"SimonShabtai Evan" wrote in message
...
No, I'm not mistaken about a "little slower". This is a relative term
with wide variation in value; in other words, I have not done the
calculations but the velocity will be slower.
If you real want the velocity of the bullet apply the following:

(1) v = v(0)+at
(2) x = x(0)+1/2(v(0)+v)t
(3) x = x(0)+v(0)t+ 1/2at^^2
(4) v^^2 = v(0)^^2 + 2a(x-x(0))

Also note that these calcuations (from Physics 101; Halliday and
Resnick/Wiley and Sons Inc) do not include atmospheric losses.

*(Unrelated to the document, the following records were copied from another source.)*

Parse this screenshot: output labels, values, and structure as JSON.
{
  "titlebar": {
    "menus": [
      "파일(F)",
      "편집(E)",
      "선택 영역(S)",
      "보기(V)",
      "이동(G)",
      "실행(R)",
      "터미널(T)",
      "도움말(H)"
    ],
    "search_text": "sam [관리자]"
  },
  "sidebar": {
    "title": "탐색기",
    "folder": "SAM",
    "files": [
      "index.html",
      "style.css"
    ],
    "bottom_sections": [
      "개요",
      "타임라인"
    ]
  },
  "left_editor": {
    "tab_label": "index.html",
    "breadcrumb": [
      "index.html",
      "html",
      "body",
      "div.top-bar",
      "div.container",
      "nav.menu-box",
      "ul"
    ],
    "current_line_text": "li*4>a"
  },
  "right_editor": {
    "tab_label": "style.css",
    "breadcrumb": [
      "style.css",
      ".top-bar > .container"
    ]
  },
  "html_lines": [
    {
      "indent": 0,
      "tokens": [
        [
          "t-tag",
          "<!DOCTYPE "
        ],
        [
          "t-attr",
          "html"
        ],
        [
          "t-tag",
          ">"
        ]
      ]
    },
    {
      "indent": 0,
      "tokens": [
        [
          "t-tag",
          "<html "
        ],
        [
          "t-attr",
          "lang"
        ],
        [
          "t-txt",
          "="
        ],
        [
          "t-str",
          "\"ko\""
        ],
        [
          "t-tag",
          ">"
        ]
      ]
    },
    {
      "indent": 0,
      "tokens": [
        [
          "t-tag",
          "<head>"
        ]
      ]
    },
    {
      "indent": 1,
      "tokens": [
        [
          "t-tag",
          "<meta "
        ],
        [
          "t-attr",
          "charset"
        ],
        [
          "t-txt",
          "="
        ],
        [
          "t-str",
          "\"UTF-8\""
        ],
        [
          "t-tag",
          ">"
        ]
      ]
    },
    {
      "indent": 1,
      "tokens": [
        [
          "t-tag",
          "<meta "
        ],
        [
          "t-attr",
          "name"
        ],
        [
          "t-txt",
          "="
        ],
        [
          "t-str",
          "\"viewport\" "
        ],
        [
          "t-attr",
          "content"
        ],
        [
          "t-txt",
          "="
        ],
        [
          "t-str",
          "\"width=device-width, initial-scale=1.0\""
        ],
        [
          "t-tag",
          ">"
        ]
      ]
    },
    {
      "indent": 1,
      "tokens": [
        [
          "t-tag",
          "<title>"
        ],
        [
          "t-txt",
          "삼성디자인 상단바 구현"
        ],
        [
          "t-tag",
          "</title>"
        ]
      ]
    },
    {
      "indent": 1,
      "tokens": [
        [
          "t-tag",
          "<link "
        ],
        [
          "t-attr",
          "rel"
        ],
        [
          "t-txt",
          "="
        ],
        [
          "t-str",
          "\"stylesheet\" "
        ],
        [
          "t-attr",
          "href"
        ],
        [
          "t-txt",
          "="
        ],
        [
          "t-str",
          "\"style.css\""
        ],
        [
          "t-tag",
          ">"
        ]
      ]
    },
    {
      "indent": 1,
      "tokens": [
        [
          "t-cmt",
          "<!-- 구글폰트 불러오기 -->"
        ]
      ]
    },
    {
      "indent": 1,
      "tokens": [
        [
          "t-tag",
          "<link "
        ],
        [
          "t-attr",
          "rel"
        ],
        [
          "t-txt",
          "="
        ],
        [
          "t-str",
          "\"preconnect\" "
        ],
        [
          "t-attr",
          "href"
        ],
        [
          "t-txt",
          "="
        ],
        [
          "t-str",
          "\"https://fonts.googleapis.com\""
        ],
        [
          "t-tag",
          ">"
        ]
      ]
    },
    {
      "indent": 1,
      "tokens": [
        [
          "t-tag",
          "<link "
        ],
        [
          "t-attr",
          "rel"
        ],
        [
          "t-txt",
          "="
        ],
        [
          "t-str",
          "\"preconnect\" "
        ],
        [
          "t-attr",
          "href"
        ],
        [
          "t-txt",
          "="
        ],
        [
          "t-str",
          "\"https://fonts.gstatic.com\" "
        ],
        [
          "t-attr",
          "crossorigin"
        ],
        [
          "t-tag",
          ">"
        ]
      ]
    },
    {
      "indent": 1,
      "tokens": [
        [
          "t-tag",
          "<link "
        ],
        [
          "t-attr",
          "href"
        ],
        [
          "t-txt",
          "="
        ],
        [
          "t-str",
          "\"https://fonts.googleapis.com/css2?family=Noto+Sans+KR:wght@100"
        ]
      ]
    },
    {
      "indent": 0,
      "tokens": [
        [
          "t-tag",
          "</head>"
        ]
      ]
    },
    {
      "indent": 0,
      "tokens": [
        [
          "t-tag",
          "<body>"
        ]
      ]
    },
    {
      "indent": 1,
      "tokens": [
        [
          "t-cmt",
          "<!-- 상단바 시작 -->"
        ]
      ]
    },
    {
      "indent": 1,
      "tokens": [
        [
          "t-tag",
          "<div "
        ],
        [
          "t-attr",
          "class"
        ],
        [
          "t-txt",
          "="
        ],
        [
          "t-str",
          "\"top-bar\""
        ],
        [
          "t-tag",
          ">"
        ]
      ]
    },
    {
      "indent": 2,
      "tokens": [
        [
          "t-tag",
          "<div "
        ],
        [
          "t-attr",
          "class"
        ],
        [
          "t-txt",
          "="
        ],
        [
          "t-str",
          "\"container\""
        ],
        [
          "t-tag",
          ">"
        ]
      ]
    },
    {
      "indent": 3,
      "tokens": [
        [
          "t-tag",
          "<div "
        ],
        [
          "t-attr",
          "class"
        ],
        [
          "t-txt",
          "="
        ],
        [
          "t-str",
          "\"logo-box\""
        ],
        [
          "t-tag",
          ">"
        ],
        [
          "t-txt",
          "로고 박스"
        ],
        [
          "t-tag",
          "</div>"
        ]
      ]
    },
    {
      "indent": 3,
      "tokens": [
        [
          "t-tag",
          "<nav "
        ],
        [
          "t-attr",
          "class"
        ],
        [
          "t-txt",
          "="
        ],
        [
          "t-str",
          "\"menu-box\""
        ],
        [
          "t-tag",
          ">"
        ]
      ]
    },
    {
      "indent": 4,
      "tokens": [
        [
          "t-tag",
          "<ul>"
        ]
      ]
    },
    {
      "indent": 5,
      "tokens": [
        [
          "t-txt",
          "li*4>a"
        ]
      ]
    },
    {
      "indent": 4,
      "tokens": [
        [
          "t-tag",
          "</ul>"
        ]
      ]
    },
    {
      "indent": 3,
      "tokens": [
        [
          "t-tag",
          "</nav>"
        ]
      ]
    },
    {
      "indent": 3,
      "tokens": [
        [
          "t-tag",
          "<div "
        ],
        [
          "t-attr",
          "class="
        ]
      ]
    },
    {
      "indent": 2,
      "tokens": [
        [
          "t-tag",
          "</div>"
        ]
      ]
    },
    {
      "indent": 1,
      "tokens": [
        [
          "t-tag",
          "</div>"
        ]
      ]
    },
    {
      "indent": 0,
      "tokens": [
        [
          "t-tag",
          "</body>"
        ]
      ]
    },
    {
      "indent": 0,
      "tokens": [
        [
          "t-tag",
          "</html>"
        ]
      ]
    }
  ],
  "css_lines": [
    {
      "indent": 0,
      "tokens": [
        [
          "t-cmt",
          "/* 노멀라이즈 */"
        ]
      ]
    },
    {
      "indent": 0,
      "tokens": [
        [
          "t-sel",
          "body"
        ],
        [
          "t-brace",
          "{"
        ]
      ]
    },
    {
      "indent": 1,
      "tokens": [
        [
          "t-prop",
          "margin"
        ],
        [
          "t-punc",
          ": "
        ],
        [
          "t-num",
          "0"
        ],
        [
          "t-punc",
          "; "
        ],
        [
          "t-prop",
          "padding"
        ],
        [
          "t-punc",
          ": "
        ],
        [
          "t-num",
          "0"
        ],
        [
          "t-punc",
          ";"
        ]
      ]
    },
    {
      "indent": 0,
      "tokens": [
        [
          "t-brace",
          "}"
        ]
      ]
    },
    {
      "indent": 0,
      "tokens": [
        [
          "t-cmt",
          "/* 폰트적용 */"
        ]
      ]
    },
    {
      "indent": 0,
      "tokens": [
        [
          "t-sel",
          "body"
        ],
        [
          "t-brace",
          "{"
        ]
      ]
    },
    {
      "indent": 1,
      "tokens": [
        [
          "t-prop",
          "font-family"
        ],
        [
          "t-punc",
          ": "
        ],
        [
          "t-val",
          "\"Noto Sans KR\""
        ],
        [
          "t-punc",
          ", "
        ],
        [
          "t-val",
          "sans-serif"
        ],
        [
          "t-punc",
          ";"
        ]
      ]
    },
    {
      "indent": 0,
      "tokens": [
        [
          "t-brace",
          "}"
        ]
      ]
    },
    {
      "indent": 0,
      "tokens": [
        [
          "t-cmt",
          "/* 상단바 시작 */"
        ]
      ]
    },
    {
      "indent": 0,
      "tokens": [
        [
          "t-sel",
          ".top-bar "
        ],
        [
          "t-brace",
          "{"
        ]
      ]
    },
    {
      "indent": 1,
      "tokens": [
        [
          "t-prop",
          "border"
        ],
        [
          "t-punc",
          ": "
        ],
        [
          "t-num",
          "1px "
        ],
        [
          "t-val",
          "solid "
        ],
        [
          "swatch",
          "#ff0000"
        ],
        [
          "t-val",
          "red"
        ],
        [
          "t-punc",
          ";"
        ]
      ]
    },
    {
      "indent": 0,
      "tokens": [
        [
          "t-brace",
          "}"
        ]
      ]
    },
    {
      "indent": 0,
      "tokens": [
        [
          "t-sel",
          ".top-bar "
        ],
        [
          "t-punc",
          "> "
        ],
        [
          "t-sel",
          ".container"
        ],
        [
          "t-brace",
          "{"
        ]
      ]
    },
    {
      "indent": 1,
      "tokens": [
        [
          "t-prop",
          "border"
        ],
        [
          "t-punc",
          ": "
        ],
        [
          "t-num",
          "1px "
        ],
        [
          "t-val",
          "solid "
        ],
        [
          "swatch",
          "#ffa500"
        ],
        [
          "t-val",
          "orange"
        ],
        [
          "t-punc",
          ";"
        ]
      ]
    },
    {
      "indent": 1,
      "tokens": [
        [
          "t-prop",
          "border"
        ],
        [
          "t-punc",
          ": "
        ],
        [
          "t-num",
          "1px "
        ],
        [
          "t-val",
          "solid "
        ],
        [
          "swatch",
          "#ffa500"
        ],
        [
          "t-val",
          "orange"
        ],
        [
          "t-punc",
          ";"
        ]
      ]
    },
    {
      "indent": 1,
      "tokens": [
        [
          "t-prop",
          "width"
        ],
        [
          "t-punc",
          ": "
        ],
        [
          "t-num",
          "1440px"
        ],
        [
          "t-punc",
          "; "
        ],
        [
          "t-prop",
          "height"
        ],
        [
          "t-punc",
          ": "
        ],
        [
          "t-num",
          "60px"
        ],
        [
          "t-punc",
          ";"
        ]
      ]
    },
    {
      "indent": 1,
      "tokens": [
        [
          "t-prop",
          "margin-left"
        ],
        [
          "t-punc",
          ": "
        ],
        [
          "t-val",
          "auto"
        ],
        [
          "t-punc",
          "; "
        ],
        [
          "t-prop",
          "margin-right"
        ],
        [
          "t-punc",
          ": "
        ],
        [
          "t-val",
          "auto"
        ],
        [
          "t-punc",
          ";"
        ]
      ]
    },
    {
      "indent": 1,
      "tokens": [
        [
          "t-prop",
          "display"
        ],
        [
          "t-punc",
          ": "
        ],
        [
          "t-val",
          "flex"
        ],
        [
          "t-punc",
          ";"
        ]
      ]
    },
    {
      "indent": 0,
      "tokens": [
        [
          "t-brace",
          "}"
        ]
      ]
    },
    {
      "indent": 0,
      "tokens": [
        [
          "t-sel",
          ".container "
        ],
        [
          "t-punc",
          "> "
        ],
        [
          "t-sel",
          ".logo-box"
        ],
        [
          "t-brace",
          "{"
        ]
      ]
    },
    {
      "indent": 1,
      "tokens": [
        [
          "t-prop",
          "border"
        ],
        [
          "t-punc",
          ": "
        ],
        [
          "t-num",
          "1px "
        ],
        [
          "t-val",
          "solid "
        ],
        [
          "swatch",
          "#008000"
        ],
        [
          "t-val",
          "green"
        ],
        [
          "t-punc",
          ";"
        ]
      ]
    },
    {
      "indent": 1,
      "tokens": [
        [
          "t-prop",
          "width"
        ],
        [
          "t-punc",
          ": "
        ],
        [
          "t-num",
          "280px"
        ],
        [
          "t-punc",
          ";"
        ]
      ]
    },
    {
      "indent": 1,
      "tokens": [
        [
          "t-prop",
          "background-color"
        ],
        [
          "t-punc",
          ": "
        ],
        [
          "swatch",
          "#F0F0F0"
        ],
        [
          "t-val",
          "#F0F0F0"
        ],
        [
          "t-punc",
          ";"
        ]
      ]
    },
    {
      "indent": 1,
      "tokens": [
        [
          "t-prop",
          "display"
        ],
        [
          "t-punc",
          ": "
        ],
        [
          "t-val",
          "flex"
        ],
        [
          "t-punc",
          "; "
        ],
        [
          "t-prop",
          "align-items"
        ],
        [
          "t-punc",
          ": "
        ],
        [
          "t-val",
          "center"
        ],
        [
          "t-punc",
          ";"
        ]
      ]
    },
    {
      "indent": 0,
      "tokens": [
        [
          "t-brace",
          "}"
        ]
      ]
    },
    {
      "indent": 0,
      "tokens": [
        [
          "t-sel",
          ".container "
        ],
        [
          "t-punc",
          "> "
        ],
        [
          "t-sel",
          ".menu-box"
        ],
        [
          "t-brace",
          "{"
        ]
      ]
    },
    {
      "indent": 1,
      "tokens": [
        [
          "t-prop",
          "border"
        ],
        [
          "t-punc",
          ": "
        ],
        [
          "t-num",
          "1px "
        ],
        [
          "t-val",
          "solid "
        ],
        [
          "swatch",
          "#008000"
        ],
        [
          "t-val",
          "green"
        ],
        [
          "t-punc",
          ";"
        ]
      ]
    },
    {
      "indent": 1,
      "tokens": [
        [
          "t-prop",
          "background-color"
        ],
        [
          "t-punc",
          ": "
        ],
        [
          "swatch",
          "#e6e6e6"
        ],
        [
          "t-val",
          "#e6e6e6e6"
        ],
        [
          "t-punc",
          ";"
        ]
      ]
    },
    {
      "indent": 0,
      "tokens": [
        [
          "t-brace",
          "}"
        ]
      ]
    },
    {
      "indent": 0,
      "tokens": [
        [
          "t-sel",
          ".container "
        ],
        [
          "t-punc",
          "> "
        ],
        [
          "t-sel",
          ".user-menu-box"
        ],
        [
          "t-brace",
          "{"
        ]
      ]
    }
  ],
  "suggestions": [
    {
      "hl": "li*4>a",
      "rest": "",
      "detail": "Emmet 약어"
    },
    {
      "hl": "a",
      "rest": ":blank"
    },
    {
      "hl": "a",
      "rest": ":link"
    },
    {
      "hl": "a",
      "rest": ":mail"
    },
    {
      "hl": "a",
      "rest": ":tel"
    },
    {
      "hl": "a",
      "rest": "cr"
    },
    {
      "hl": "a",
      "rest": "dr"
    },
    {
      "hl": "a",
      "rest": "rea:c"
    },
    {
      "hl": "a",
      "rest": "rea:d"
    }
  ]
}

FWIW Frictional losses are very significant at high velocities(i.g. shuttle
reintry). When I was in infantry school at Ft. Jackson during the last
'action' in S.E. Asia I had an opportunity to get one of those info cards
that came in each case of 50 cal. machine gun ammo. On that card, range,
angle, velocity data were given WITH atmospheric effects. If I just used
the equations listed above and optimum 45 deg angle I calculated the range
of the 50 cal. to be IIRC miles but the tables showed about 20% what I
calculated w/o allowances for air resistance. If one is really interested
in this stuff you might look at some of the work Galileo(1564-1642) did with
cannon trajectories years before Newton(1642-1727) Just Google _Galileo
projectile motion_ or some such.
Larry